From: Stephen Hemminger <stephen@networkplumber.org>
To: Daniel Gregory <code@danielg0.com>
Cc: "Stanisław Kardach" <stanislaw.kardach@gmail.com>,
dev@dpdk.org, "Punit Agrawal" <punit.agrawal@bytedance.com>,
"Liang Ma" <liangma@liangbit.com>,
"Pengcheng Wang" <wangpengcheng.pp@bytedance.com>,
"Chunsong Feng" <fengchunsong@bytedance.com>,
"Daniel Gregory" <daniel.gregory@bytedance.com>,
"Sun Yuechi" <sunyuechi@iscas.ac.cn>
Subject: Re: [PATCH v4 00/10] riscv: implement accelerated crc using zbc
Date: Sun, 22 Feb 2026 10:03:13 -0800 [thread overview]
Message-ID: <20260222100313.5fd90e0c@phoenix.local> (raw)
In-Reply-To: <cover.1771772598.git.code@danielg0.com>
On Sun, 22 Feb 2026 16:29:54 +0100
Daniel Gregory <code@danielg0.com> wrote:
> The RISC-V Zbc extension adds instructions for carry-less multiplication
> we can use to implement CRC in hardware.
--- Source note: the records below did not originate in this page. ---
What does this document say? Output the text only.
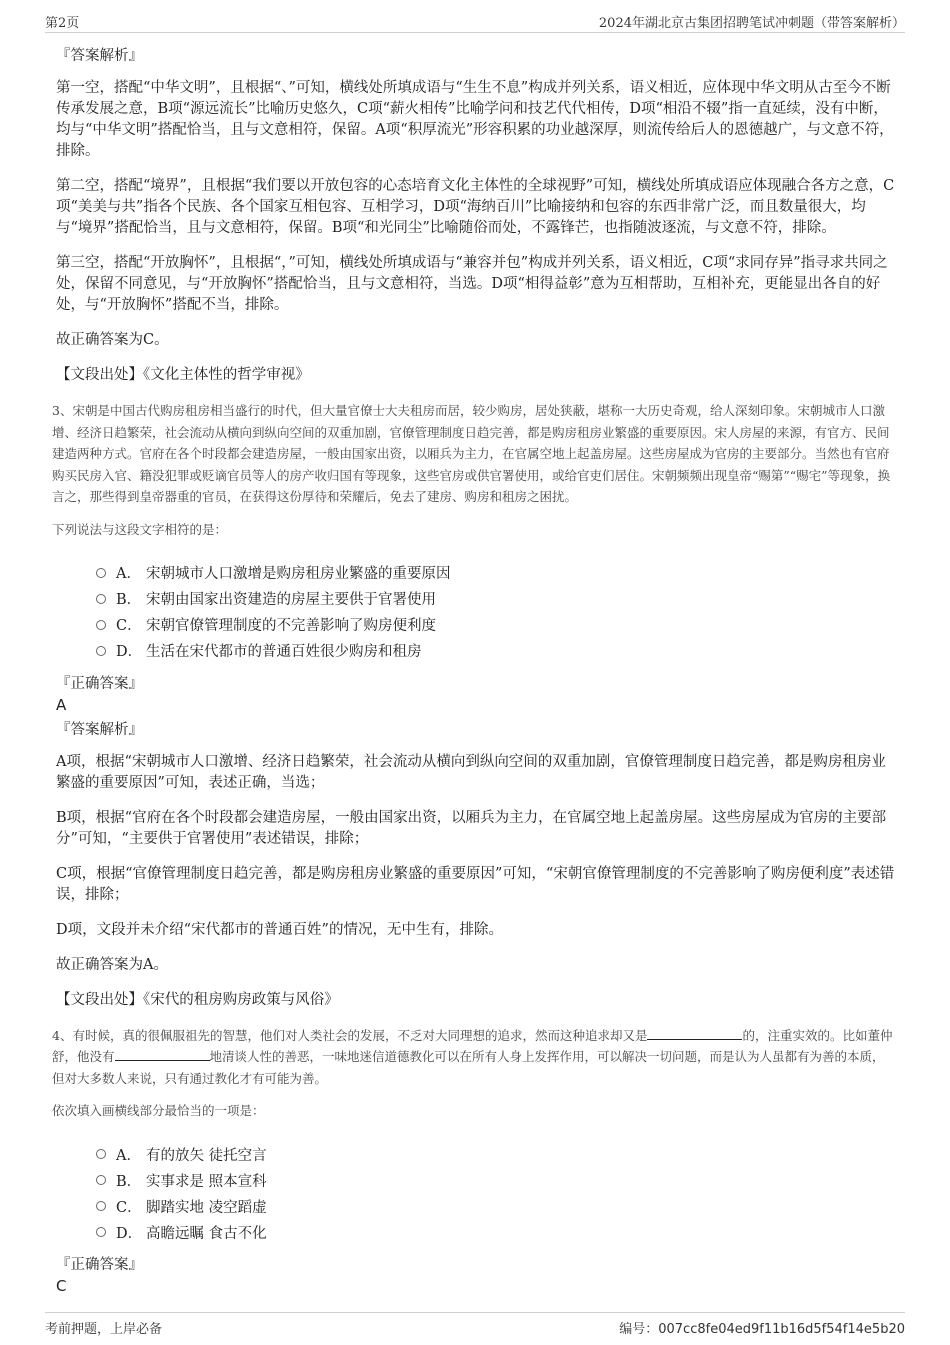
第2页	2024年湖北京古集团招聘笔试冲刺题（带答案解析）
『答案解析』

第一空，搭配“中华文明”，且根据“、”可知，横线处所填成语与“生生不息”构成并列关系，语义相近，应体现中华文明从古至今不断传承发展之意，B项“源远流长”比喻历史悠久，C项“薪火相传”比喻学问和技艺代代相传，D项“相沿不辍”指一直延续，没有中断，均与“中华文明”搭配恰当，且与文意相符，保留。A项“积厚流光”形容积累的功业越深厚，则流传给后人的恩德越广，与文意不符，排除。

第二空，搭配“境界”，且根据“我们要以开放包容的心态培育文化主体性的全球视野”可知，横线处所填成语应体现融合各方之意，C项“美美与共”指各个民族、各个国家互相包容、互相学习，D项“海纳百川”比喻接纳和包容的东西非常广泛，而且数量很大，均与“境界”搭配恰当，且与文意相符，保留。B项“和光同尘”比喻随俗而处，不露锋芒，也指随波逐流，与文意不符，排除。

第三空，搭配“开放胸怀”，且根据“，”可知，横线处所填成语与“兼容并包”构成并列关系，语义相近，C项“求同存异”指寻求共同之处，保留不同意见，与“开放胸怀”搭配恰当，且与文意相符，当选。D项“相得益彰”意为互相帮助，互相补充，更能显出各自的好处，与“开放胸怀”搭配不当，排除。

故正确答案为C。

【文段出处】《文化主体性的哲学审视》

3、宋朝是中国古代购房租房相当盛行的时代，但大量官僚士大夫租房而居，较少购房，居处狭蔽，堪称一大历史奇观，给人深刻印象。宋朝城市人口激增、经济日趋繁荣，社会流动从横向到纵向空间的双重加剧，官僚管理制度日趋完善，都是购房租房业繁盛的重要原因。宋人房屋的来源，有官方、民间建造两种方式。官府在各个时段都会建造房屋，一般由国家出资，以厢兵为主力，在官属空地上起盖房屋。这些房屋成为官房的主要部分。当然也有官府购买民房入官、籍没犯罪或贬谪官员等人的房产收归国有等现象，这些官房或供官署使用，或给官吏们居住。宋朝频频出现皇帝“赐第”“赐宅”等现象，换言之，那些得到皇帝器重的官员，在获得这份厚待和荣耀后，免去了建房、购房和租房之困扰。

下列说法与这段文字相符的是：
A． 宋朝城市人口激增是购房租房业繁盛的重要原因
B． 宋朝由国家出资建造的房屋主要供于官署使用
C． 宋朝官僚管理制度的不完善影响了购房便利度
D． 生活在宋代都市的普通百姓很少购房和租房
『正确答案』
A
『答案解析』

A项，根据“宋朝城市人口激增、经济日趋繁荣，社会流动从横向到纵向空间的双重加剧，官僚管理制度日趋完善，都是购房租房业繁盛的重要原因”可知，表述正确，当选；

B项，根据“官府在各个时段都会建造房屋，一般由国家出资，以厢兵为主力，在官属空地上起盖房屋。这些房屋成为官房的主要部分”可知，“主要供于官署使用”表述错误，排除；

C项，根据“官僚管理制度日趋完善，都是购房租房业繁盛的重要原因”可知，“宋朝官僚管理制度的不完善影响了购房便利度”表述错误，排除；

D项，文段并未介绍“宋代都市的普通百姓”的情况，无中生有，排除。

故正确答案为A。

【文段出处】《宋代的租房购房政策与风俗》

4、有时候，真的很佩服祖先的智慧，他们对人类社会的发展，不乏对大同理想的追求，然而这种追求却又是	的，注重实效的。比如董仲舒，他没有	地清谈人性的善恶，一味地迷信道德教化可以在所有人身上发挥作用，可以解决一切问题，而是认为人虽都有为善的本质，但对大多数人来说，只有通过教化才有可能为善。

依次填入画横线部分最恰当的一项是：
A． 有的放矢 徒托空言
B． 实事求是 照本宣科
C． 脚踏实地 凌空蹈虚
D． 高瞻远瞩 食古不化
『正确答案』
C
考前押题，上岸必备	编号：007cc8fe04ed9f11b16d5f54f14e5b20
This patch set contains two new
> implementations:
>
> - one in lib/hash/rte_crc_riscv64.h that uses a Barrett reduction to
> implement the four rte_hash_crc_* functions
> - one in lib/net/net_crc_zbc.c that uses repeated single-folds to reduce
> the buffer until it is small enough for a Barrett reduction to
> implement rte_crc16_ccitt_zbc_handler and rte_crc32_eth_zbc_handler
>
> My approach is largely based on the Intel's "Fast CRC Computation Using
> PCLMULQDQ Instruction" white paper
> https://www.researchgate.net/publication/263424619_Fast_CRC_computation
> and a post about "Optimizing CRC32 for small payload sizes on x86"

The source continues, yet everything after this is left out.